Postby BillyBock » Fri Jun 10, 2005 6:50 pm

Warm ferments give rise to esters and fusels. Esters have a fruity aroma. Fusels have a solvent-like aroma. Esters are ok--it's a natural part of the 'ale-iness' of an ale. Some beer styles purposefully have fusels. I particularly don't care for it. Not all yeasts are created equal though...some are better at warmer ferments and some aren't, some throw off more fusels, and some don't. Fusels can give you a pretty bad headache. Been there, done that. Don't want it.

Temperature control will be your friend. If you have a spare fridge or freezer and hook up a external thermostat, you can precisely control the ferment temperature. Also remember, fermentation generates its own heat. In my experience it seems to be an extra 5F on average. I had one batch that increased it 10F! So if your room temperature is 76F, your beer could be fermenting in the low 80s.
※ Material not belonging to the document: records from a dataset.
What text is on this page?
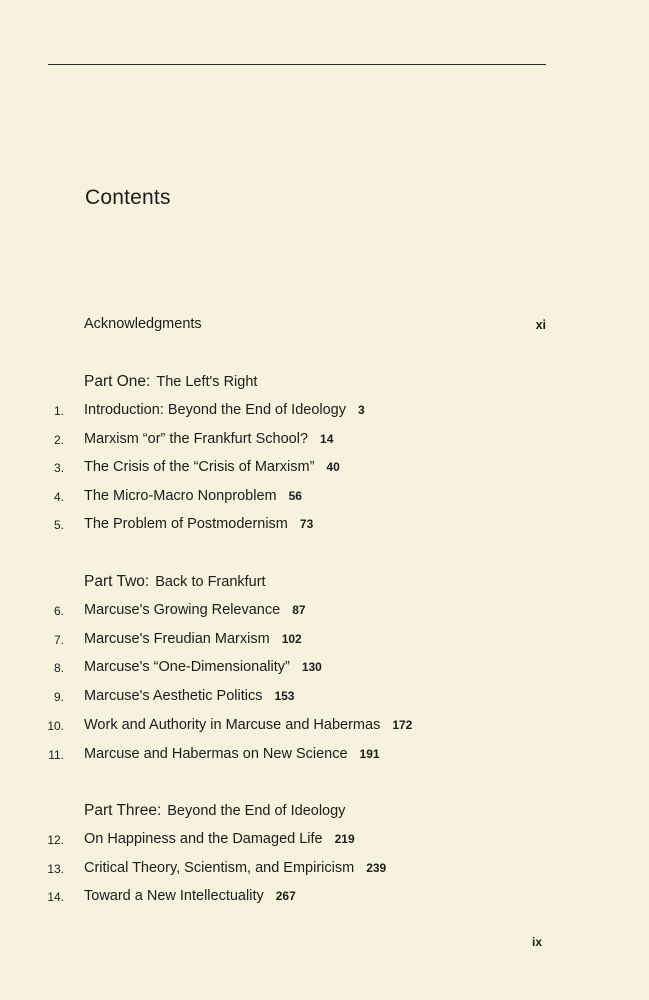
Contents
Acknowledgments	xi
Part One: The Left's Right
1. Introduction: Beyond the End of Ideology 3
2. Marxism “or” the Frankfurt School? 14
3. The Crisis of the “Crisis of Marxism” 40
4. The Micro-Macro Nonproblem 56
5. The Problem of Postmodernism 73
Part Two: Back to Frankfurt
6. Marcuse's Growing Relevance 87
7. Marcuse's Freudian Marxism 102
8. Marcuse's “One-Dimensionality” 130
9. Marcuse's Aesthetic Politics 153
10. Work and Authority in Marcuse and Habermas 172
11. Marcuse and Habermas on New Science 191
Part Three: Beyond the End of Ideology
12. On Happiness and the Damaged Life 219
13. Critical Theory, Scientism, and Empiricism 239
14. Toward a New Intellectuality 267
ix
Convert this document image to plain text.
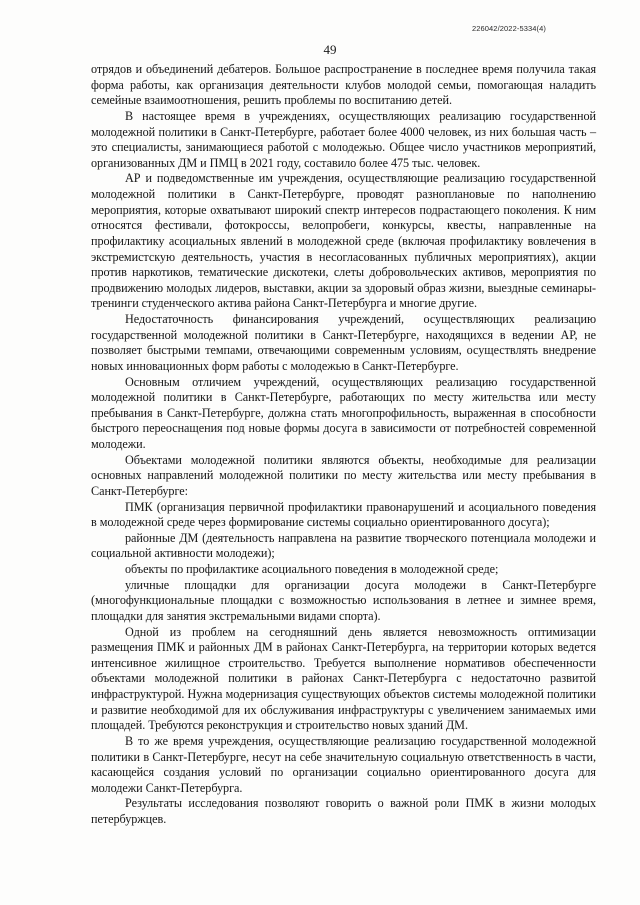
226042/2022-5334(4)
49

отрядов и объединений дебатеров. Большое распространение в последнее время получила такая форма работы, как организация деятельности клубов молодой семьи, помогающая наладить семейные взаимоотношения, решить проблемы по воспитанию детей.

В настоящее время в учреждениях, осуществляющих реализацию государственной молодежной политики в Санкт-Петербурге, работает более 4000 человек, из них большая часть – это специалисты, занимающиеся работой с молодежью. Общее число участников мероприятий, организованных ДМ и ПМЦ в 2021 году, составило более 475 тыс. человек.

АР и подведомственные им учреждения, осуществляющие реализацию государственной молодежной политики в Санкт-Петербурге, проводят разноплановые по наполнению мероприятия, которые охватывают широкий спектр интересов подрастающего поколения. К ним относятся фестивали, фотокроссы, велопробеги, конкурсы, квесты, направленные на профилактику асоциальных явлений в молодежной среде (включая профилактику вовлечения в экстремистскую деятельность, участия в несогласованных публичных мероприятиях), акции против наркотиков, тематические дискотеки, слеты добровольческих активов, мероприятия по продвижению молодых лидеров, выставки, акции за здоровый образ жизни, выездные семинары-тренинги студенческого актива района Санкт-Петербурга и многие другие.

Недостаточность финансирования учреждений, осуществляющих реализацию государственной молодежной политики в Санкт-Петербурге, находящихся в ведении АР, не позволяет быстрыми темпами, отвечающими современным условиям, осуществлять внедрение новых инновационных форм работы с молодежью в Санкт-Петербурге.

Основным отличием учреждений, осуществляющих реализацию государственной молодежной политики в Санкт-Петербурге, работающих по месту жительства или месту пребывания в Санкт-Петербурге, должна стать многопрофильность, выраженная в способности быстрого переоснащения под новые формы досуга в зависимости от потребностей современной молодежи.

Объектами молодежной политики являются объекты, необходимые для реализации основных направлений молодежной политики по месту жительства или месту пребывания в Санкт-Петербурге:

ПМК (организация первичной профилактики правонарушений и асоциального поведения в молодежной среде через формирование системы социально ориентированного досуга);

районные ДМ (деятельность направлена на развитие творческого потенциала молодежи и социальной активности молодежи);

объекты по профилактике асоциального поведения в молодежной среде;

уличные площадки для организации досуга молодежи в Санкт-Петербурге (многофункциональные площадки с возможностью использования в летнее и зимнее время, площадки для занятия экстремальными видами спорта).

Одной из проблем на сегодняшний день является невозможность оптимизации размещения ПМК и районных ДМ в районах Санкт-Петербурга, на территории которых ведется интенсивное жилищное строительство. Требуется выполнение нормативов обеспеченности объектами молодежной политики в районах Санкт-Петербурга с недостаточно развитой инфраструктурой. Нужна модернизация существующих объектов системы молодежной политики и развитие необходимой для их обслуживания инфраструктуры с увеличением занимаемых ими площадей. Требуются реконструкция и строительство новых зданий ДМ.

В то же время учреждения, осуществляющие реализацию государственной молодежной политики в Санкт-Петербурге, несут на себе значительную социальную ответственность в части, касающейся создания условий по организации социально ориентированного досуга для молодежи Санкт-Петербурга.

Результаты исследования позволяют говорить о важной роли ПМК в жизни молодых петербуржцев.
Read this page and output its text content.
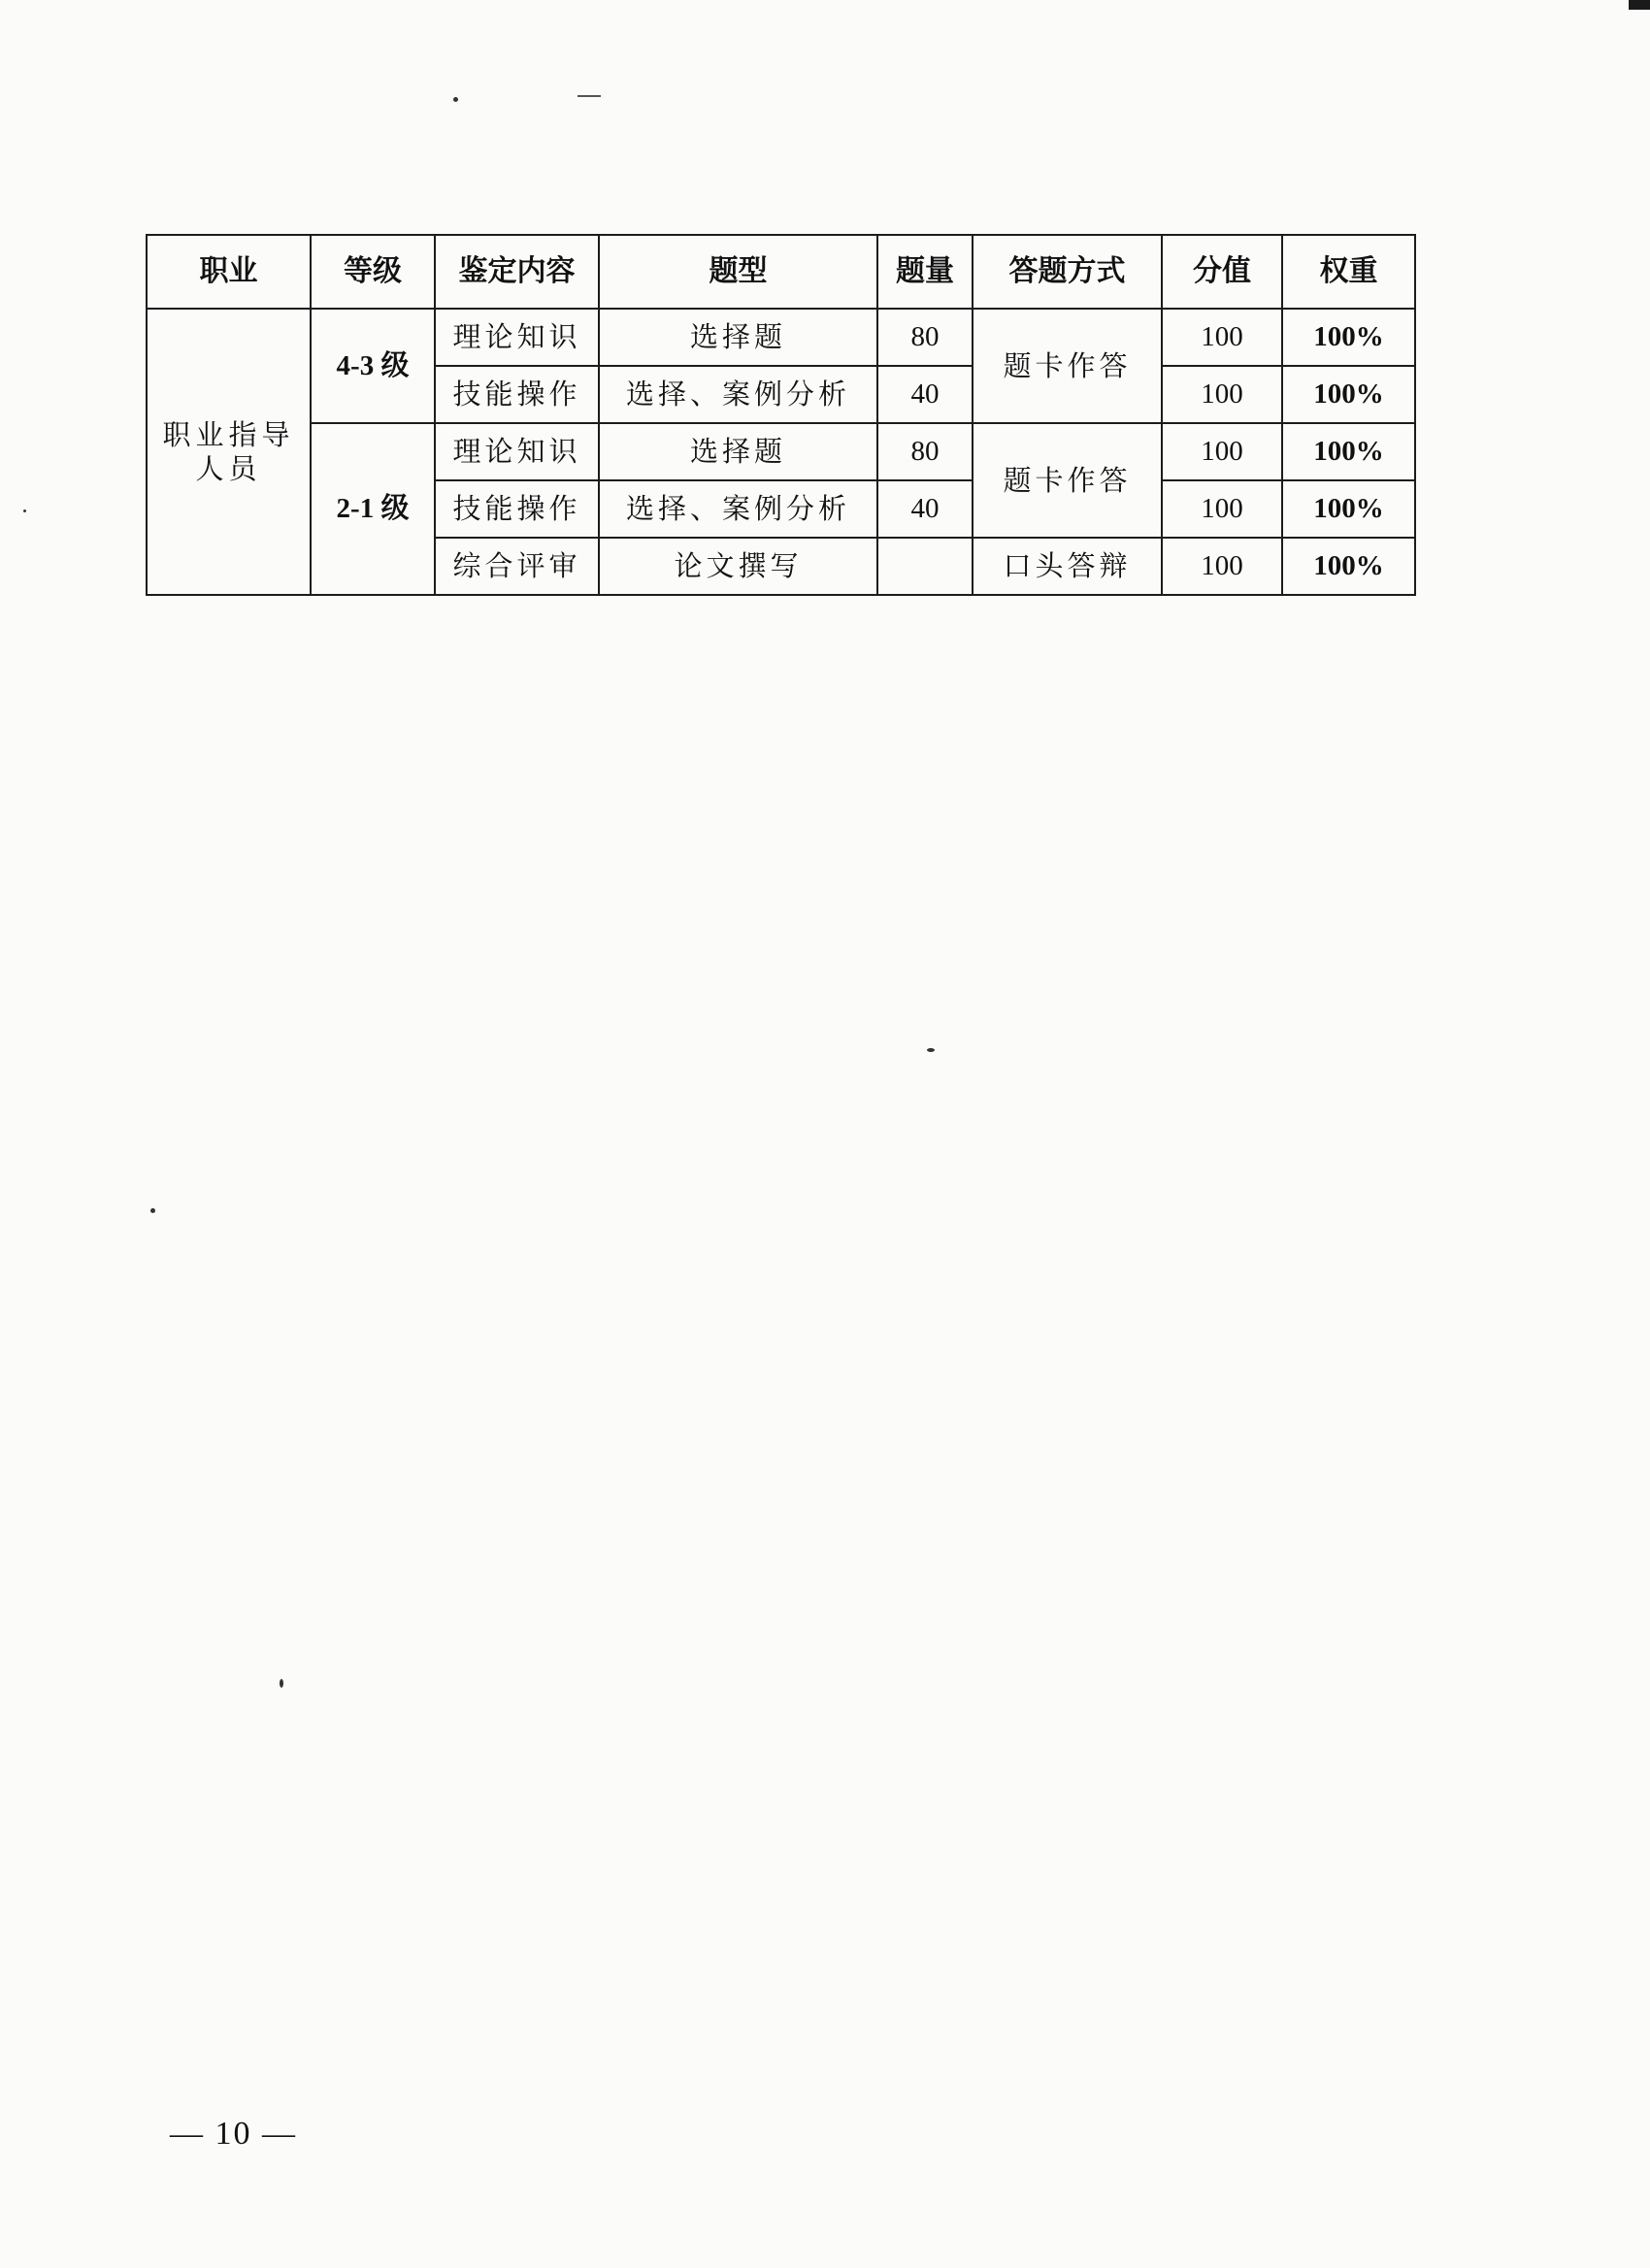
职业	等级	鉴定内容	题型	题量	答题方式	分值	权重

职业指导
人员	4-3 级	理论知识	选择题	80	题卡作答	100	100%
		技能操作	选择、案例分析	40		100	100%
	2-1 级	理论知识	选择题	80	题卡作答	100	100%
		技能操作	选择、案例分析	40		100	100%
		综合评审	论文撰写		口头答辩	100	100%
— 10 —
My opinion: After you get done bottling it, let it carbonate at room temp for 2 weeks, and then cold age it. Try one and see how offensive the fusels are. If it warrants more aging, then leave it in the fridge for 1, 2, 3 months, it should mellow it out. Cold aging does wonders.

In my brewing the single most important improvement that helped me make awesome beer was temperature control. I use an upright freezer with a temperature controller and do lagers and ales. FYI, I ferment my ales at 65F normally, and my lagers at 45F-50F.